Hace aproximadamente doce años me quedé de ver en el centro de Tlalpan con Armando Jiménez, autor del libro Picardía Mexicana, que se ha reeditado 130 veces. Erudito de ese género impar que es el albur, cronista de antros y tugurios, conversador infinito y él mismo personaje singular de una ciudad rica en tipos y fenotipos, el famoso “Gallito Inglés” me esperaba sentado en la barra de la cantina La Jalisciense.

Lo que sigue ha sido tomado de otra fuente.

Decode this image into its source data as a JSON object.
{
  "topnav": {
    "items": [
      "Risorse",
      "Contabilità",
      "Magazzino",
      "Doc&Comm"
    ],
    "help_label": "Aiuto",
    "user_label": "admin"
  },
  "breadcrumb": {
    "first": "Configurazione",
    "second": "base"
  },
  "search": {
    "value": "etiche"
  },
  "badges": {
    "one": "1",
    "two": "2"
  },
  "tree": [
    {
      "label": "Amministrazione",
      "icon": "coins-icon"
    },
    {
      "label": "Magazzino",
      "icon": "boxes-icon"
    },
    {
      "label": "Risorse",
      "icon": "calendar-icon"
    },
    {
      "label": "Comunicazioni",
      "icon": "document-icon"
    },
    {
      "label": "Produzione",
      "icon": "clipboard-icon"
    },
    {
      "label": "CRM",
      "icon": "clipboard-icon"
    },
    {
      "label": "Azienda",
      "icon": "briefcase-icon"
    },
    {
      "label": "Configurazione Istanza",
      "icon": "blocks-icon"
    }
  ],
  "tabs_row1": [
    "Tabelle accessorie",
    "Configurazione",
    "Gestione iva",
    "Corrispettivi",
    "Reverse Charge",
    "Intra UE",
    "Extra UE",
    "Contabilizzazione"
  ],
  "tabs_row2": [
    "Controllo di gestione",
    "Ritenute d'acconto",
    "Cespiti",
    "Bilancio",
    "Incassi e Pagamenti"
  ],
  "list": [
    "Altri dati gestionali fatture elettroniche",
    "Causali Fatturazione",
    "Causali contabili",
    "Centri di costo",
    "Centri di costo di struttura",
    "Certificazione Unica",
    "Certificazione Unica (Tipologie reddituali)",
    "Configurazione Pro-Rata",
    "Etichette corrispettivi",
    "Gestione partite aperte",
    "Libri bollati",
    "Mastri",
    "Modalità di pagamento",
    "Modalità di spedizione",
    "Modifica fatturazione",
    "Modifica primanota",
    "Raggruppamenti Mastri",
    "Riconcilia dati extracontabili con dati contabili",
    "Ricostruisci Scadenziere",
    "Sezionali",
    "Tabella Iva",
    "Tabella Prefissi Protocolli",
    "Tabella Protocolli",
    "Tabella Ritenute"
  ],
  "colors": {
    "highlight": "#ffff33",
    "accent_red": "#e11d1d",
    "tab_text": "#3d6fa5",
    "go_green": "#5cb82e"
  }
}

Yo conocía bien el lugar porque era vecino de Tlalpan y a veces lo visitaba, procurando sentarme en una mesita del fondo para leer y escribir a gusto, sintiéndome una especie de Malcolm Lowry meets Ramón López Velarde. Sabía que La Jalisciense era un “bebedero” frecuentado por Renato Leduc, autor de esa joya de la poesía obscena titulada “Prometeo sifilítico”. Sabía, también, que el dueño del local se llamaba Don Fernando Fernández y que él mismo solía atender detrás de la barra, dispuesto a conversar e intercambiar anécdotas con quien se dejara. Otra cosa sabía: que Armando Jiménez era un parroquiano habitual. Así que un día conseguí sus datos y le propuse entrevistarlo en su abrevadero favorito.

–Don Armando, ¿cómo está?, qué gusto, soy Julio Trujillo.

–Uy, tu apellido rima con…

–Ya sé, ya sé, y usted es el campeón del albur.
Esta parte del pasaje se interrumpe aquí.